Syrie: des manifestants s'en prennent aux rebelles de l'Armée syrienne libre

Des manifestants ont conspué vendredi l'Armée syrienne libre (ASL) dans des régions où les combattants islamistes sont présents en force, selon des vidéos mises en ligne par des militants.

A Alep, la métropole du Nord, ils ont appelé les membres de l'ASL à quitter les quartiers résidentiels, aux cris de "Armée libre! Allez! Au front!".

"Armée libre, voyous!", ont encore scandé les manifestants, en disant préférer "l'armée islamique".

Des habitants, notamment dans le Nord syrien, accusent les rebelles de pratiquer l'intimidation, le racket et le vandalisme dans les villes et les quartiers "libérés".

A Anadane, une ville proche d'Alep, les manifestants ont scandé: "Le peuple veut la purge de la révolution". Sur la vidéo, le caméraman explique qu'il s'agit d'une "manifestation pour la chute du régime et la purge de l'Armée libre et des chabbihas (miliciens pro-régime) qui se sont infiltrés dans les instances locales de la révolution".

Le 19 novembre, des groupes islamistes armés, notamment les deux plus importants, Liwaa al-Tawhid et al-Nosra, qui combattent à Alep, avaient annoncé leur rejet de la Coalition nationale syrienne et s'étaient prononcés pour un Etat islamique, selon une vidéo diffusée sur internet.

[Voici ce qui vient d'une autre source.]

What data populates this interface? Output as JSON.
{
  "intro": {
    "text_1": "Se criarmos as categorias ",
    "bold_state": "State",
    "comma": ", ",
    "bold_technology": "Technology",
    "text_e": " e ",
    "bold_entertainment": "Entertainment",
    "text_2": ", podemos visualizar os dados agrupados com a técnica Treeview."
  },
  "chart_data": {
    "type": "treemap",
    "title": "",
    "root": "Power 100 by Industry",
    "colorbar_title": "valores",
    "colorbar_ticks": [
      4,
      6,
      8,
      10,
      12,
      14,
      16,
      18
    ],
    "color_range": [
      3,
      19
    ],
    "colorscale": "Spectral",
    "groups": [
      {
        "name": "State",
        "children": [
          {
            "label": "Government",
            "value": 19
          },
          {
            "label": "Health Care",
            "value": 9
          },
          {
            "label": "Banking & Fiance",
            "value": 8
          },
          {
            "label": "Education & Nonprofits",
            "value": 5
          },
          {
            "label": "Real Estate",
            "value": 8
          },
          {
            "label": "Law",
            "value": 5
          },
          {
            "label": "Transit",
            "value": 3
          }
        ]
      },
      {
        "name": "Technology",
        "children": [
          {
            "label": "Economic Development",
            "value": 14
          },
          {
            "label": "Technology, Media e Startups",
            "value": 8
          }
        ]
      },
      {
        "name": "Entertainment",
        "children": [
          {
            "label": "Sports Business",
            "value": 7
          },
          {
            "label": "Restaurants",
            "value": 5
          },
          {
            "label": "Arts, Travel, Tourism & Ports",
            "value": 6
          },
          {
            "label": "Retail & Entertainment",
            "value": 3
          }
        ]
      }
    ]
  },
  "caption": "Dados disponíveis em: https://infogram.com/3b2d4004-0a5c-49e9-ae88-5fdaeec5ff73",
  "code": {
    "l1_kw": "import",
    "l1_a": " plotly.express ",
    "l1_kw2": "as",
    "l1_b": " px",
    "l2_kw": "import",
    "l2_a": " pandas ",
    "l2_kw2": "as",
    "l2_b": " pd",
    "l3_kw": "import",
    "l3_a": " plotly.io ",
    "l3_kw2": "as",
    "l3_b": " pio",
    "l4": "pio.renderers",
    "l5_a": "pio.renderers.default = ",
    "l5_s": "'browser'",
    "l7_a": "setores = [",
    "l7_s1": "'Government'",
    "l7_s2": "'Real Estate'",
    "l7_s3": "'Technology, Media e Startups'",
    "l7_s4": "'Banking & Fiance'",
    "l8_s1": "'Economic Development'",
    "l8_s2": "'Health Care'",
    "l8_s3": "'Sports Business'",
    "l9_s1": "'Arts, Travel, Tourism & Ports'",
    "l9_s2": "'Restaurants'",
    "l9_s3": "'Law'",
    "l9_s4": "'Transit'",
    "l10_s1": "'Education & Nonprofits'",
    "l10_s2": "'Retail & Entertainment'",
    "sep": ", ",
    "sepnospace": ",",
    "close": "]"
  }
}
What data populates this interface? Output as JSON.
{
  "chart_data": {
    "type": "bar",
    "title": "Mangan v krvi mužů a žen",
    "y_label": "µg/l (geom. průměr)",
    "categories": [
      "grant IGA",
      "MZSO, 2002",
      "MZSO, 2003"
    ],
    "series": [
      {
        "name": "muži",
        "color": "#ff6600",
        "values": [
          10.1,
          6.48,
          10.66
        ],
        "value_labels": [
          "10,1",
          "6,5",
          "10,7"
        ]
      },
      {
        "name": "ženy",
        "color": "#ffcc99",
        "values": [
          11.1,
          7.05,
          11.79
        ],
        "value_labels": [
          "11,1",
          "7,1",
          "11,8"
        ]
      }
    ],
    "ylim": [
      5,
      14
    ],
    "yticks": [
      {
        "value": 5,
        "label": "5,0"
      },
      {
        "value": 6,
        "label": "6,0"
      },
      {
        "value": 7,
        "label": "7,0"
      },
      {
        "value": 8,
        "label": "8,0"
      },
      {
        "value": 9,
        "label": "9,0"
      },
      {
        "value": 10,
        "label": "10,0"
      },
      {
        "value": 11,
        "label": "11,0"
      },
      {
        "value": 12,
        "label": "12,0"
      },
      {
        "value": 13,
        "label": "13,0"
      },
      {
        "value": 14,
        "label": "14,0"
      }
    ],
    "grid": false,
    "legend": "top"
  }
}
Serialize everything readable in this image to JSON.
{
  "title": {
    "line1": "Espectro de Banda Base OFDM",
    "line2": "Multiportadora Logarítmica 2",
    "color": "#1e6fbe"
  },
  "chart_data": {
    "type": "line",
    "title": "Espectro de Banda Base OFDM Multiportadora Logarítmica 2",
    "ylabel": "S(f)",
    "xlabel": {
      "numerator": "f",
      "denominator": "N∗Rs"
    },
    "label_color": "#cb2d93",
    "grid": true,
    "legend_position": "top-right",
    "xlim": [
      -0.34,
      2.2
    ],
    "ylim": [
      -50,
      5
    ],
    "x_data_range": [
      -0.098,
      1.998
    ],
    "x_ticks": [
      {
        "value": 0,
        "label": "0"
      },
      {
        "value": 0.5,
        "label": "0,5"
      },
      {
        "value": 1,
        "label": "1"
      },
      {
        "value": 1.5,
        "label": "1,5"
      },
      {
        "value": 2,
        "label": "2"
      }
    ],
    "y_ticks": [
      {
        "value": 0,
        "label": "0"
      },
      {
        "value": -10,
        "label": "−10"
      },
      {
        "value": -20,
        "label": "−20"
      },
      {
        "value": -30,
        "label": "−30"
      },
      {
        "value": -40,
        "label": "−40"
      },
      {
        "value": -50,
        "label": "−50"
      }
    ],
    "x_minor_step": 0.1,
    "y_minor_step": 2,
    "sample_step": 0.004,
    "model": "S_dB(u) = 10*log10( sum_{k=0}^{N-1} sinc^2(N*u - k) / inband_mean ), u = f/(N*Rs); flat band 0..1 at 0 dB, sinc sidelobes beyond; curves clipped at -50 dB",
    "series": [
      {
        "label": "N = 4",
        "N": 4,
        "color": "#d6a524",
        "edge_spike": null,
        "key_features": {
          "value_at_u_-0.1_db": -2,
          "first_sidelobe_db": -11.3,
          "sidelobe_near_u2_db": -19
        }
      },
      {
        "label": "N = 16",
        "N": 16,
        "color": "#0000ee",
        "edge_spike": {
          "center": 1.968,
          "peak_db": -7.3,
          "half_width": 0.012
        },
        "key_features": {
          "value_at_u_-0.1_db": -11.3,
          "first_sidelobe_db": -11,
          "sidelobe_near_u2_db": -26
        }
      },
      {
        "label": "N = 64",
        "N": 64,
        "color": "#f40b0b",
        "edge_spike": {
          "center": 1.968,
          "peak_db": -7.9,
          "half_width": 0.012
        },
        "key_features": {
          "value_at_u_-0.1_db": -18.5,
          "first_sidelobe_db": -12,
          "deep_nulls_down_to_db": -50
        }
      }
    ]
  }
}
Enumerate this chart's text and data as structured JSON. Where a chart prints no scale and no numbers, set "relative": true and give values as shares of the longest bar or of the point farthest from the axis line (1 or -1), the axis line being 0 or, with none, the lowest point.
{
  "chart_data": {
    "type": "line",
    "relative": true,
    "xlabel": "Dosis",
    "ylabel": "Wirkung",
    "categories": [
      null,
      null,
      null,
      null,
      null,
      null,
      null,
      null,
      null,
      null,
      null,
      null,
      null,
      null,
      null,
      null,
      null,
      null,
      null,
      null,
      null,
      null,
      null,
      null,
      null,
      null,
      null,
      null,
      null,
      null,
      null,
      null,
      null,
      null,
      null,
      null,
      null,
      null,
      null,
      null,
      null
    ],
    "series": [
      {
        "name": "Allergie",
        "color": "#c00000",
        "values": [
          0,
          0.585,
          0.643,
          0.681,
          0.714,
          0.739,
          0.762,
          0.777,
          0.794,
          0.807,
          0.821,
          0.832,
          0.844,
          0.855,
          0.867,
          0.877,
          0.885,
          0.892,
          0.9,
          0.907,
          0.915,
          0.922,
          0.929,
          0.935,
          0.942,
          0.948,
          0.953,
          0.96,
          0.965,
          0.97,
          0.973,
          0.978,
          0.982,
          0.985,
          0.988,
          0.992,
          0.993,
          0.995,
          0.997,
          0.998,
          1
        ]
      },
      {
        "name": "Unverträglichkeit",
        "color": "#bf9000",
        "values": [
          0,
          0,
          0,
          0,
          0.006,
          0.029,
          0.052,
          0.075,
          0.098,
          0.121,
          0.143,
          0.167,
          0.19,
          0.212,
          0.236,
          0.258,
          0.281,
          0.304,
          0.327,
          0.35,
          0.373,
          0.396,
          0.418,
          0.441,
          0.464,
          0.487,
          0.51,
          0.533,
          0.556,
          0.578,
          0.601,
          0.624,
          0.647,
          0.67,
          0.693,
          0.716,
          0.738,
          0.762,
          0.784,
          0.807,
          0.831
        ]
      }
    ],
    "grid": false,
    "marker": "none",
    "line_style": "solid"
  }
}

A travers le pays, des milliers de personnes sont descendues dans les rues, comme chaque vendredi depuis le début du soulèvement contre le régime de Bachar al-Assad en mars 2011.

Cette journée de mobilisation avait été placée sous le signe du soutien à la région de Damas, où l'armée a lancé une vaste offensive pour chasser les rebelles de leurs bases arrière situées dans les vergers entourant la capitale.

A Harasta, au coeur des combats dans la banlieue de Damas, des dizaines de personnes ont manifesté au milieu de bâtiments détruits. Elles portaient une banderole sur laquelle était inscrit: "Il n'y a qu'en Syrie qu'on paie sa liberté par son sang et celui de ses enfants et par la destruction de sa maison et de celle de son voisin".

Et dans la province d'Idleb (nord-ouest), des dizaines de manifestants ont réclamé "la tête de Bachar" al-Assad.

Plus de 41.000 personnes ont péri en plus de 20 mois de violences en Syrie, selon l'Observatoire syrien des droits de l'Homme (OSDH).